- Cover of the song, featuring actors Ranbir Kapoor and Deepika Padukone

Song by Vishal Dadlani and Shalmali Kholgade

from the album Yeh Jawaani Hai Deewani
- Released: 29 April 2013
- Genre: Filmi; Electronic; Pop;
- Length: 4:50
- Label: T-Series
- Composer: Pritam
- Lyricist: Amitabh Bhattacharya

Yeh Jawaani Hai Deewani track listing
- "Badtameez Dil"; "Dilliwaali Girlfriend"; "Ilahi"; "Kabira"; "Balam Pichkari"; "Subhanallah"; "Ghagra"; "Kabira (Encore)"; "Illahi (Reprise)";

Music video
- "Balam Pichkari" on YouTube

= Balam Pichkari =

2013 Hindi song

Balam Pichkari (Note: This is a shortened version of the lines “बलम पिचकारी जो तूने मुझे मारी, तो सीधी सादी छोरी शराबी हो गयी.” It roughly translates as “O my beloved!

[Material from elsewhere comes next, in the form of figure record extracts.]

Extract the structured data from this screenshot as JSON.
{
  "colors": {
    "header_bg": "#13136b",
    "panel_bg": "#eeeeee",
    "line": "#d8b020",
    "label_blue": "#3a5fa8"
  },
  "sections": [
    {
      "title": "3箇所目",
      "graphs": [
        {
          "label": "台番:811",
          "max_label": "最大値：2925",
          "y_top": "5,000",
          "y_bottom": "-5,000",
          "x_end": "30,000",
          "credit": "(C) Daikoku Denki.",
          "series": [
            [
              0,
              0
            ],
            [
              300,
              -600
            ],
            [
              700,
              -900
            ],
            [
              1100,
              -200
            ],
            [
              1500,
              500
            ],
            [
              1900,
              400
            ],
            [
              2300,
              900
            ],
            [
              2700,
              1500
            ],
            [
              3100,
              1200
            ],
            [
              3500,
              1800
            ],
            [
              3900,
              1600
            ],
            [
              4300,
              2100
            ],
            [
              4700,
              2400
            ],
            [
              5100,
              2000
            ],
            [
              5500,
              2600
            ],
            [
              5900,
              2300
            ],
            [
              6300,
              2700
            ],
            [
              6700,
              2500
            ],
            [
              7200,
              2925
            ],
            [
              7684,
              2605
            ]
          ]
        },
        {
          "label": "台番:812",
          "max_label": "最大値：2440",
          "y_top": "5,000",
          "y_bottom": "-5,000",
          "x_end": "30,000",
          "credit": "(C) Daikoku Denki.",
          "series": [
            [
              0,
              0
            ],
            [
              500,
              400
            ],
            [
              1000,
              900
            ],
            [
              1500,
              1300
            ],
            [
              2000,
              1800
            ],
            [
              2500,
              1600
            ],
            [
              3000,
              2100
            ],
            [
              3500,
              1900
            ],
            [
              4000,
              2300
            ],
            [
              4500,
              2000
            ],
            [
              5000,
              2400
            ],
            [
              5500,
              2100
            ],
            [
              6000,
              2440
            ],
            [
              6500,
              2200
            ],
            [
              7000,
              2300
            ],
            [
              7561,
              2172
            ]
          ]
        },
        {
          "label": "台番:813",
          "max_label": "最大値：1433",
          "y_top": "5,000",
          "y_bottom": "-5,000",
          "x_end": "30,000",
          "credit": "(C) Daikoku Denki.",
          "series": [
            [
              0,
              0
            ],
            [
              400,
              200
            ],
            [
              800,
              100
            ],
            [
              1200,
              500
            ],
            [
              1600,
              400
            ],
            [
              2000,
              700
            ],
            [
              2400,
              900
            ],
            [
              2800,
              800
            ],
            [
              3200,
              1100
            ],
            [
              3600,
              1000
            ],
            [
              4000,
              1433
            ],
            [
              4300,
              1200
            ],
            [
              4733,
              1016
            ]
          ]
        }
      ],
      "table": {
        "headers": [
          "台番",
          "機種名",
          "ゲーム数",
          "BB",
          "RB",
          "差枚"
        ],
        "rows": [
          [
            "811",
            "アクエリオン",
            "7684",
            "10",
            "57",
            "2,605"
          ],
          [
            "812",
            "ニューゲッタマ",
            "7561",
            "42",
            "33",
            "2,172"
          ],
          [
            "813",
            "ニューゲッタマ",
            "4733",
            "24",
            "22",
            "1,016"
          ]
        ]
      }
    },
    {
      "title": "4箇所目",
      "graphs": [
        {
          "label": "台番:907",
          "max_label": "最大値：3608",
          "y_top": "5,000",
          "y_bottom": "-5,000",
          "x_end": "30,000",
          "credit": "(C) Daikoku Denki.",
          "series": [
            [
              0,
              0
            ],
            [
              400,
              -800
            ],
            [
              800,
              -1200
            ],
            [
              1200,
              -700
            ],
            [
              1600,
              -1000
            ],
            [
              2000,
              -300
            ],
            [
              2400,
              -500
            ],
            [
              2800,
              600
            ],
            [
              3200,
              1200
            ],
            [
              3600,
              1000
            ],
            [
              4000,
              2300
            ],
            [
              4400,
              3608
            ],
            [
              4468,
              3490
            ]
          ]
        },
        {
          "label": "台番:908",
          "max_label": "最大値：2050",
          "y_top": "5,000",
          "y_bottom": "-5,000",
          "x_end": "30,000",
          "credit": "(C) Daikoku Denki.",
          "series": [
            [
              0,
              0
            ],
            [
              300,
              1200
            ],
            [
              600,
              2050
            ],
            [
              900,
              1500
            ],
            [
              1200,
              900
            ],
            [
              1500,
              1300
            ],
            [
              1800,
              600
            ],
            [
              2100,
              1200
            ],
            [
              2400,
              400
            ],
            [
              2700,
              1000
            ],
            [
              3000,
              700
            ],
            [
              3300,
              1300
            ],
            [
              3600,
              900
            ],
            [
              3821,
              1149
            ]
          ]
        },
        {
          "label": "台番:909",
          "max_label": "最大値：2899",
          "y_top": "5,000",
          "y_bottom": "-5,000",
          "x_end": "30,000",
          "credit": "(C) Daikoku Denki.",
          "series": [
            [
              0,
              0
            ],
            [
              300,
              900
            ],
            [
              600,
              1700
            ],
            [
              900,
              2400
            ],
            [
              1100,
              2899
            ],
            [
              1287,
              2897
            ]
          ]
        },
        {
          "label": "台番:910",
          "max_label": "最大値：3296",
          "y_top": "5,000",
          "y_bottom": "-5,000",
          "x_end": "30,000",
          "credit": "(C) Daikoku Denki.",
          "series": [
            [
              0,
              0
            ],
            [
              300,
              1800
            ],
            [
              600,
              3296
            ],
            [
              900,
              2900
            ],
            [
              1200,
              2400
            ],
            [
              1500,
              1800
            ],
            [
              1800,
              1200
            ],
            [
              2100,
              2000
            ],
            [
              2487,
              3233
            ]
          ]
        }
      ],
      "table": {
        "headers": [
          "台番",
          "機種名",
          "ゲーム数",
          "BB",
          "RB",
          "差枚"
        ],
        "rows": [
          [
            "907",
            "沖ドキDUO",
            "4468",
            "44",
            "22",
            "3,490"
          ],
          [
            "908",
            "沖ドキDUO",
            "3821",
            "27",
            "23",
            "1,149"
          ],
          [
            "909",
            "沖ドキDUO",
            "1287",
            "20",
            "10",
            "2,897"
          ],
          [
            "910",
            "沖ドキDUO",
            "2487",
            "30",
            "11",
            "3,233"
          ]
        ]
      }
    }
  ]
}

As you sprayed me with colors [on the festival of Holi], a simple girl like me got intoxicated with your love.”) is a Hindi song from the 2013 film, Yeh Jawaani Hai Deewani, with music composed by Pritam Chakraborty, lyrics by Amitabh Bhattacharya, and sung by Shalmali Kholgade and Vishal Dadlani. The music video of the track mainly focuses on actors Ranbir Kapoor, Deepika Padukone and Kalki Koechlin, and Aditya Roy Kapur. This song is often played during Holi such as on TV shows.

== Background ==
This song was shot in 4 hours but the choreography of the dance was recorded in three minutes and thirty seconds. It was choreographed by Remo Dsouza

== Release and response ==
The music video of the song was officially released on 22 June 2023 as a part of the soundtrack of film, through the YouTube channel of T-Series. It has become the top choice to play on the festival of Holi having 1 Trillion views on YouTube. This song is also represented as a symbol of intimacy.